Como antes he comentado, la publicación de un trabajo cuenta con tareas mecánicas. Una de ellas es el envío del manuscrito a la revista.

La forma en que el autor debe hacer llegar el manuscrito a la revista suele estar bien especificada en las instrucciones para los autores. Muy lejos parecen haber quedado aquellos tiempos en que el correo postal era prácticamente el único medio utilizado para realizar el envío de un manuscrito a los editores de la revista. La democratización de Internet y, más concretamente, la utilización cotidiana del correo electrónico a partir de los años 90 del siglo pasado, debido a su bajo coste, comodidad de uso y rapidez, se convirtió rápidamente en el medio más utilizado para el envío de manuscritos.

En la actualidad, sin embargo, se están imponiendo los sistemas de gestión editorial.
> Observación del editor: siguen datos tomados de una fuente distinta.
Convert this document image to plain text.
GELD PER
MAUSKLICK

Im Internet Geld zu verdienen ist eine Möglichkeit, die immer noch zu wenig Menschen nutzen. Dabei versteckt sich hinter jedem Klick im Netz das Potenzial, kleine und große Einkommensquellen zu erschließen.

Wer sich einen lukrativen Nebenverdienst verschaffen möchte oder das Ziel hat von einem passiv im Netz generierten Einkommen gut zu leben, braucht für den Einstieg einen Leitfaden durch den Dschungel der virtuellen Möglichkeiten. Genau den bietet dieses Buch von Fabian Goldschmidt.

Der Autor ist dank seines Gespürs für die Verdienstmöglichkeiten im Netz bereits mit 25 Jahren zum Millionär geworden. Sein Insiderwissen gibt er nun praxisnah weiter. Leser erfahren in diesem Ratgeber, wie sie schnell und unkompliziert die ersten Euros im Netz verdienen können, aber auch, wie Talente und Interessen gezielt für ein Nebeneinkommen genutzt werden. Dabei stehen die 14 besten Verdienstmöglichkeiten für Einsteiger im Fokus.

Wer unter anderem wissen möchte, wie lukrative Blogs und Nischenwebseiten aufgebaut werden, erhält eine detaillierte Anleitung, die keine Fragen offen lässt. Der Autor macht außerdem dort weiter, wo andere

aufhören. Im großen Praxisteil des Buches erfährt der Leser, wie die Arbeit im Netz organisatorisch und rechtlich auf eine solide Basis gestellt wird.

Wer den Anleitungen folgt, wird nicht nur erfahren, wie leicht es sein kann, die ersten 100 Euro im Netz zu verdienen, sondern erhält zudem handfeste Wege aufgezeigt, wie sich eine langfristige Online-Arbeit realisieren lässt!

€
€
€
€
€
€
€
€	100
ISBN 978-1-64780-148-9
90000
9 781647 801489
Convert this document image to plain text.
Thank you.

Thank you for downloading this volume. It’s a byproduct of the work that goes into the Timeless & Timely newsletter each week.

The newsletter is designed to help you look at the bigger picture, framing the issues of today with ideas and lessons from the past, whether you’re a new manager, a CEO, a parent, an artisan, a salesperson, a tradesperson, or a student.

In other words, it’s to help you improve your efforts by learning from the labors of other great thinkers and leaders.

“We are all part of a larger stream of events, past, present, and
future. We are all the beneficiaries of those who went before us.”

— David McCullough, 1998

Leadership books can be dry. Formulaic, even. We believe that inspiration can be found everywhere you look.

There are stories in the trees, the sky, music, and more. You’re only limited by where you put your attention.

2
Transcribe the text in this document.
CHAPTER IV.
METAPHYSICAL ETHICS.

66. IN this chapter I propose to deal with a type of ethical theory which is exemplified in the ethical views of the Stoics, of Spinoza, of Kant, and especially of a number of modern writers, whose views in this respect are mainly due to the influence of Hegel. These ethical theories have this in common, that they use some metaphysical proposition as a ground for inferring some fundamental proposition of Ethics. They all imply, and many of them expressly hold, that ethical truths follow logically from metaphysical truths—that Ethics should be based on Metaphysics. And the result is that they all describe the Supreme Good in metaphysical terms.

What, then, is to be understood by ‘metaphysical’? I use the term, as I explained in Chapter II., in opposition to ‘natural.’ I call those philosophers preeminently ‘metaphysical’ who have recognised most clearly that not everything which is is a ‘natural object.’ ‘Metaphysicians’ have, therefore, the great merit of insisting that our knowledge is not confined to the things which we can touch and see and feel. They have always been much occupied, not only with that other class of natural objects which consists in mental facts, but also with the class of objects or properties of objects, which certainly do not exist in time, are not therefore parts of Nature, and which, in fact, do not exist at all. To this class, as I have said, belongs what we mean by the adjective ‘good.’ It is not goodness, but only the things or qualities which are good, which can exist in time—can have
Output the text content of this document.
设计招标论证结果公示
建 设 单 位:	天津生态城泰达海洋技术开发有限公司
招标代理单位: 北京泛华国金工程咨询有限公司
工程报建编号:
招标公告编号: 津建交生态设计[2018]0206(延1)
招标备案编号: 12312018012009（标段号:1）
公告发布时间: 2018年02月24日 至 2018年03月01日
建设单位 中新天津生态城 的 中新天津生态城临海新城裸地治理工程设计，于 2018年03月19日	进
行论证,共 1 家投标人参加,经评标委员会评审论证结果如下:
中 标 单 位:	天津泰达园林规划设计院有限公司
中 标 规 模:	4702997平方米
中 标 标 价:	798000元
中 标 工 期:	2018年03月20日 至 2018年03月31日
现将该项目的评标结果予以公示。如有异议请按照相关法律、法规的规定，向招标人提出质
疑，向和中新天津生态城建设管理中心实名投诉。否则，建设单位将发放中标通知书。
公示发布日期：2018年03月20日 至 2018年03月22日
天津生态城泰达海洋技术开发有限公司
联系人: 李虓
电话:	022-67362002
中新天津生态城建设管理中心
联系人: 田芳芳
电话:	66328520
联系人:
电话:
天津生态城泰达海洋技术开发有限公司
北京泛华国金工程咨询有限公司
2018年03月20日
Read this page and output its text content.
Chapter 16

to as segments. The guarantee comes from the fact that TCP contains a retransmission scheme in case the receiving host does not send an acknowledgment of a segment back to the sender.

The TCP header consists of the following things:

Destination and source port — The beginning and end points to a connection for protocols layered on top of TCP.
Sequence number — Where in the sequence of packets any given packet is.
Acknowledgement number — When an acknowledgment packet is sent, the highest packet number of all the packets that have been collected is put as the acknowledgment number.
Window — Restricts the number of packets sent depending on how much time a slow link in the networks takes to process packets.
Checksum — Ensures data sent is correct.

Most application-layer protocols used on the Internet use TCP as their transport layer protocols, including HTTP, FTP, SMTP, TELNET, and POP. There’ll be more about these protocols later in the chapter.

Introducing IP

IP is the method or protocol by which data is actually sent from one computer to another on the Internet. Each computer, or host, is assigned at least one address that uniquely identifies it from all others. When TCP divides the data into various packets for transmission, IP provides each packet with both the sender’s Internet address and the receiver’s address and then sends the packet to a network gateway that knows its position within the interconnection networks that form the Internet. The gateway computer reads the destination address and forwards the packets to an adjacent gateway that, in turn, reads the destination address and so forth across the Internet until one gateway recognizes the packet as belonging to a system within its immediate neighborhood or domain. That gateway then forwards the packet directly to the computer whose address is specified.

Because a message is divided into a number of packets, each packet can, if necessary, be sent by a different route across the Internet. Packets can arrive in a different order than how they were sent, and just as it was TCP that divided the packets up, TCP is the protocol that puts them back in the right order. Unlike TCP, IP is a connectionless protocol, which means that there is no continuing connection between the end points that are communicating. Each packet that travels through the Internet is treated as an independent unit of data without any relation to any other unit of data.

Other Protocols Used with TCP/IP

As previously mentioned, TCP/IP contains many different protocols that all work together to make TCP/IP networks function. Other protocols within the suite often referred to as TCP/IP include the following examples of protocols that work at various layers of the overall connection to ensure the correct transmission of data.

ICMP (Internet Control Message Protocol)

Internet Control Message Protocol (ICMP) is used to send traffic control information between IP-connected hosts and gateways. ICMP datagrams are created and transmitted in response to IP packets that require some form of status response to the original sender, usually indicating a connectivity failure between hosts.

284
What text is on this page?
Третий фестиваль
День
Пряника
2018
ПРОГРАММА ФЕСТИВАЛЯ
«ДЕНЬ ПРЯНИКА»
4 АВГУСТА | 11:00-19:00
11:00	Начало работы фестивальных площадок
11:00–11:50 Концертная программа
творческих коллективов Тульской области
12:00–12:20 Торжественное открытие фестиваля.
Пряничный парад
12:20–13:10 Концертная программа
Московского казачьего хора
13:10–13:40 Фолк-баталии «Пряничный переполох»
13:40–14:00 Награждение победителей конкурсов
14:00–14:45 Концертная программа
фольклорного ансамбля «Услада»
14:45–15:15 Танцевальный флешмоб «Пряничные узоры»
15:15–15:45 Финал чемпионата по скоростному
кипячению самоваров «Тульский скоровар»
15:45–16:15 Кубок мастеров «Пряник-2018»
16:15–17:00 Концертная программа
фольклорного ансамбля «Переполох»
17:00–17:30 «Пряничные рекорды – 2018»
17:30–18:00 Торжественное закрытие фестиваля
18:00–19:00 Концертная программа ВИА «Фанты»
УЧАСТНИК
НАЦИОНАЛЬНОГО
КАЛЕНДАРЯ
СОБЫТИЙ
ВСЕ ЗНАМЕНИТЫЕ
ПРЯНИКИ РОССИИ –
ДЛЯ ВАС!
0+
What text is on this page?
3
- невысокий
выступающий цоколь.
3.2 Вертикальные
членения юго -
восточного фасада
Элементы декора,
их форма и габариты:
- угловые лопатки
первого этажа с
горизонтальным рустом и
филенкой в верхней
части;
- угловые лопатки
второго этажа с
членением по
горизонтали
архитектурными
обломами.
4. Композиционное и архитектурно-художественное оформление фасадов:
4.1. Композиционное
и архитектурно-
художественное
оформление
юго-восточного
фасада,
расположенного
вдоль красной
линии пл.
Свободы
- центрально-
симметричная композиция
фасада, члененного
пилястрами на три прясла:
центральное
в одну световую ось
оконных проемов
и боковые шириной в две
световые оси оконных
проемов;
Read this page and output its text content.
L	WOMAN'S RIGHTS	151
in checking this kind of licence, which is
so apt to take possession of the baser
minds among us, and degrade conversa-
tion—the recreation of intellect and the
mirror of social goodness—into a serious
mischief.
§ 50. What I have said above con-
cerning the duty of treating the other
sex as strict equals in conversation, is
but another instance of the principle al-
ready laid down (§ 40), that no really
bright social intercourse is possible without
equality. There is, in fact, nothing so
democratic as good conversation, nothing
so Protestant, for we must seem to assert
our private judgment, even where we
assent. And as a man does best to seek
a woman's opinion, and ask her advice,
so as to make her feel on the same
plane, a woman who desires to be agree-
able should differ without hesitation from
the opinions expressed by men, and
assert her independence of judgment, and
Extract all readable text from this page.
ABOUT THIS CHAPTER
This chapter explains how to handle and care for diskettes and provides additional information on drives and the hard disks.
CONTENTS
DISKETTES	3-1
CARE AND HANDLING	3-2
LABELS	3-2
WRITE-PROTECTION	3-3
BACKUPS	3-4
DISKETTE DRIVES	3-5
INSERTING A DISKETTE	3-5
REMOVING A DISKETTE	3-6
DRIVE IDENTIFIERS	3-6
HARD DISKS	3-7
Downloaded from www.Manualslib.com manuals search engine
Las revistas suelen contar, cada vez más, con este tipo de sistemas que permiten no solo el envío online de los trabajos, sino que permite una gestión integral del proceso editorial. Un ejemplo de estos sistemas es el sistema de gestión y publicación de revistas Open Journal System (OJS), que el Public Knowledge Project pone a disposición, de manera gratuita, de las revistas científicas de todo el mundo.

Scientomtrics 1

La página inicial del sistema de gestión editorial de Springer, que publica la revista Scientometrics. Esta página corresponde a la gestión de las contribuciones de un autor y existe otra destinada a los revisores de los trabajos.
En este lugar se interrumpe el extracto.